Devolví la vieja foto a su dueño y me dispuse a contar la anécdota del chapón y de la cita recibida. César no se conmovió. Me miró por interminables dos o tres segundos hasta que comenzó a contar una historia que sonaba ajena. Estábamos sentados en el centro del monumental proyecto creado por Hugé y Colmegna. Un inmenso salón para uso comercial de planta baja con una espacialidad que lo vuelve apropiado, como ningún otro bar de Buenos Aires, para el rodaje de escenas de películas o de avisos. Son muchos los filmes, videoclips y publicidades que se filmaron en El Progreso. Entre otras El lado oscuro del corazón, Roma, Puan y El rapto. Y también las series La fragilidad de los cuerpos, El lobbista y El amor después del amor.
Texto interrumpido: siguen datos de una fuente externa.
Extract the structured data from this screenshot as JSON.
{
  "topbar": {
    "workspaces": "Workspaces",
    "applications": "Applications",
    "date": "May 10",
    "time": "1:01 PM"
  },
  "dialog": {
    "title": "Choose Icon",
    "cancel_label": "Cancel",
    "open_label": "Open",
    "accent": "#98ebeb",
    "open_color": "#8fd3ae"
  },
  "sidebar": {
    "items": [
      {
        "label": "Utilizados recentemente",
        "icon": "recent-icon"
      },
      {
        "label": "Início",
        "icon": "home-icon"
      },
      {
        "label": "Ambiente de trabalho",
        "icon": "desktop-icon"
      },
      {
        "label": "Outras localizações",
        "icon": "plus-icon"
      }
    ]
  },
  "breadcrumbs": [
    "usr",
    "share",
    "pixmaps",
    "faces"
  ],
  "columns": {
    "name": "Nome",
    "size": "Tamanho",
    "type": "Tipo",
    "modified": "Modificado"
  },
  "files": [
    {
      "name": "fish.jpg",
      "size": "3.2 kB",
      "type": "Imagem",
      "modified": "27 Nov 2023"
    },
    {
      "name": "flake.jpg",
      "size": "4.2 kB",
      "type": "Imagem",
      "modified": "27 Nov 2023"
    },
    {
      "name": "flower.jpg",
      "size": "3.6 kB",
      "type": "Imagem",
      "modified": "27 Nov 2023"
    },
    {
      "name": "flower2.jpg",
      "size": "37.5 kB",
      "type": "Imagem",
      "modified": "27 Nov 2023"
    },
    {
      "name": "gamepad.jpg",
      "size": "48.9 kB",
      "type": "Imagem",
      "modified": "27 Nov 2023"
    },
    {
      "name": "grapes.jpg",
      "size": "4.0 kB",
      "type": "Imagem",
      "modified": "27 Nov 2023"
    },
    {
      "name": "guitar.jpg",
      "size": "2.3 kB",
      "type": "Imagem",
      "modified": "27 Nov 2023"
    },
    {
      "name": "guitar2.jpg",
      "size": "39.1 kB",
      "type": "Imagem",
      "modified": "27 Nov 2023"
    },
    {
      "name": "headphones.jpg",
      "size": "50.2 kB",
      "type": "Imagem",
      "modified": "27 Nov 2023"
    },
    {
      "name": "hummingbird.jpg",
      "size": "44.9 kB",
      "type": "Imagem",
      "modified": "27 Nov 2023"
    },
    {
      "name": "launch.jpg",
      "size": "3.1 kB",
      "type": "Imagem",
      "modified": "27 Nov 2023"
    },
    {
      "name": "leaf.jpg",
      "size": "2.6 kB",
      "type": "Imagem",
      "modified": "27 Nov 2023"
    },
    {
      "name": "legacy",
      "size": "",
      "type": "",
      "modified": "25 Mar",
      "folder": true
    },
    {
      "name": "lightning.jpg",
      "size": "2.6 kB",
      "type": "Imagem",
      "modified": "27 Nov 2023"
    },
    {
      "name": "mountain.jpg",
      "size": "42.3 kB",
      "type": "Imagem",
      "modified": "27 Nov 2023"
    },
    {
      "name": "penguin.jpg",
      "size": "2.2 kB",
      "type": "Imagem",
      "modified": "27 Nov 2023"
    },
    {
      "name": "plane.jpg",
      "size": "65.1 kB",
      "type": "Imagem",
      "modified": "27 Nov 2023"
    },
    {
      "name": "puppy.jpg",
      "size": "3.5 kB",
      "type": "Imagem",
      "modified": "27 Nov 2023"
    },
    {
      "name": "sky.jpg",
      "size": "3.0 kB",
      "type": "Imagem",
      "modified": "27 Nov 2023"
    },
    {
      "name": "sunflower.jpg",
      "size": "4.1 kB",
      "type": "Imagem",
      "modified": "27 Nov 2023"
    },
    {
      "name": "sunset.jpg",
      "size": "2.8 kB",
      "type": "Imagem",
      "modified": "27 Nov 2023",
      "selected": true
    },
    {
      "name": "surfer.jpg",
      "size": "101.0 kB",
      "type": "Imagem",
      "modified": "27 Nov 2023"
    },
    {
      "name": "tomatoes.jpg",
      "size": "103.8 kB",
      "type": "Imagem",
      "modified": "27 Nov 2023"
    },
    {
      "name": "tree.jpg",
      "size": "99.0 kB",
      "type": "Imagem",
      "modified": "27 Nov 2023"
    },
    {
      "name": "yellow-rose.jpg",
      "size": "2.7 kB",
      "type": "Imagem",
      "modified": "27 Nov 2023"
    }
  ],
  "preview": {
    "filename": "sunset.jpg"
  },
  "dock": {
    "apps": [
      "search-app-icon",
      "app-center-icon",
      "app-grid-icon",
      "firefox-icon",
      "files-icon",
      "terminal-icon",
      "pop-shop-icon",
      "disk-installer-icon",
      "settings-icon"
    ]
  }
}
“Tiempo atrás -no precisó César la cantidad de años- anduvo por el local un documentalista australiano: Tom Irvine. Vino al país motivado por un deseo que su padre nunca pudo cumplir. Desde muy niño escuchó pronunciar en su casa la palabra arrabal. Siempre le llamó la atención la sonoridad y el modo en que su papá arrastraba juntas esas erres”. César se detuvo para pedir un agua mineral y dos vasos. Luego continuó: “De tanto oír a su padre hablar con rigurosa precisión descriptiva, sin haber visto nunca ese arrabal y los tangos que sonaban por sus calles, le transmitió el deseo a su hijo”. Llegó el agua y aproveché la pausa para preguntar: ¿De dónde es que el padre de Tom sabía tanto de arrabal y tangos? “Lo había escuchado de boca de un marino mercante argentino de apellido Luna, en el puerto de Melbourne”, me respondió. Y siguió: “Lo que le quitaba el sueño era conocer ese bar ubicado en una extraña intersección de dos calles que daban forma a tres esquinas”.
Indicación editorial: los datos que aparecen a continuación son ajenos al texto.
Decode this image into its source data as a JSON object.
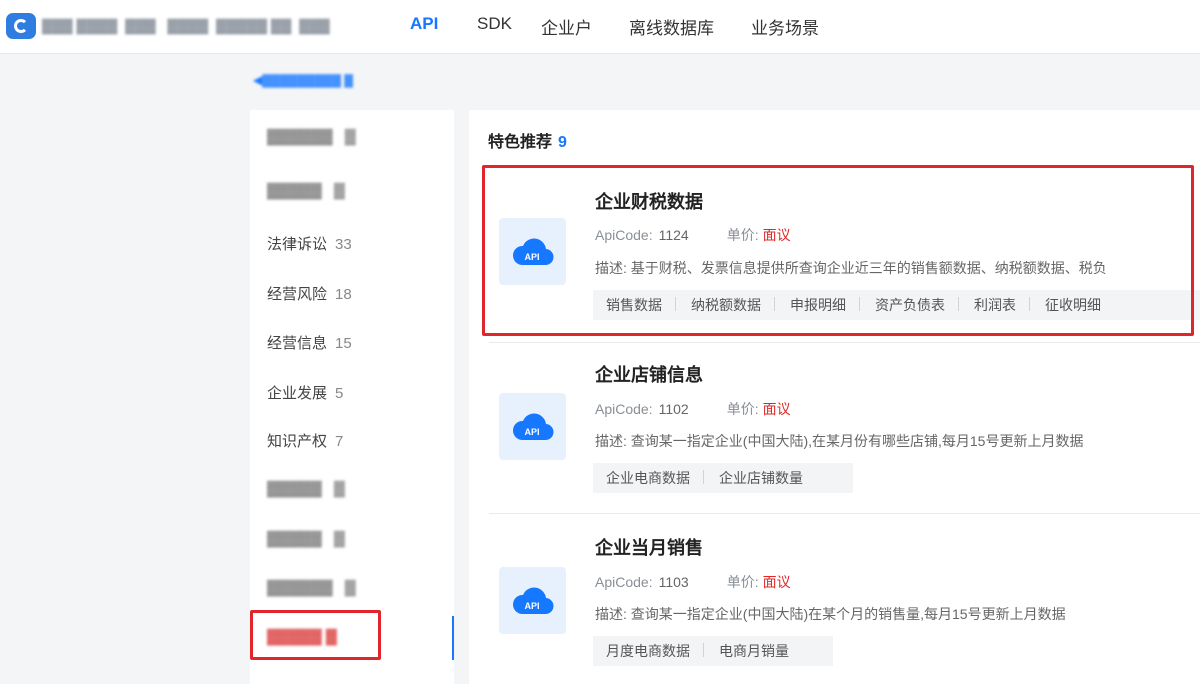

El secreto que el marinero Luna develó a sus pares de boliches portuarios ubicados en las antípodas de Barracas fue que el Tres Esquinas había cerrado, pero que uno de sus parroquianos había logrado quedarse con el chapón comercial. Cartel identificatorio que, según afirmaba este buen hombre, guardaba el alma del lugar y que quien lo tuviese en su poder viviría en permanente estado de bar. Y como el letrero había sido sustraído sin permiso, lo había ocultado debajo de los listones de pinotea de su habitación en un hotel cercano. César conoció la historia de boca del propio Tom Irvine una vez que vino a filmar un comercial y revisó, con su permiso, de arriba a abajo toda la propiedad en busca del chapón.
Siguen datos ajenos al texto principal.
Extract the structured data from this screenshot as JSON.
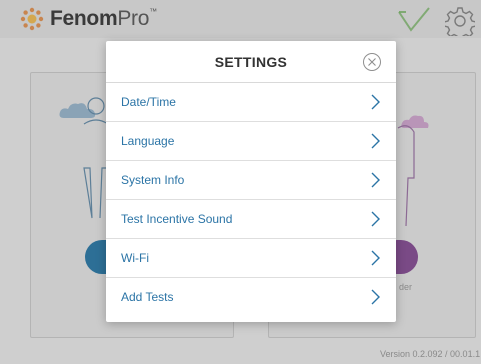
{
  "app": {
    "logo_bold": "Fenom",
    "logo_light": "Pro",
    "logo_tm": "™",
    "bg_label": "der",
    "version": "Version 0.2.092 / 00.01.1"
  },
  "settings": {
    "title": "SETTINGS",
    "items": [
      {
        "label": "Date/Time"
      },
      {
        "label": "Language"
      },
      {
        "label": "System Info"
      },
      {
        "label": "Test Incentive Sound"
      },
      {
        "label": "Wi-Fi"
      },
      {
        "label": "Add Tests"
      }
    ]
  },
  "colors": {
    "accent": "#2b74a6",
    "overlay": "#c9c9c9",
    "pill_blue": "#2d6f96",
    "pill_purple": "#7a4a86",
    "check_green": "#7ab56a"
  },
  "icons": {
    "logo": "sun-logo-icon",
    "top_right": [
      "checkmark-icon",
      "gear-icon"
    ],
    "close": "close-circle-icon",
    "row": "chevron-right-icon"
  }
}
Volví a casa con una misión. Dar con Tom. Lo busqué en Google, Linkedin, directorios de documentalistas, realizadores cinematográficos, periodistas audiovisuales, productores, guionistas. Nada. No existe. Me quedé pensando en el gesto inmutable de César durante la charla. ¿Y si no existe tal australiano? ¿Si fue César quien encontró el cartel y construyó una pieza argumental de ingeniería para concederme la membresía al barrio? Nunca lo sabremos.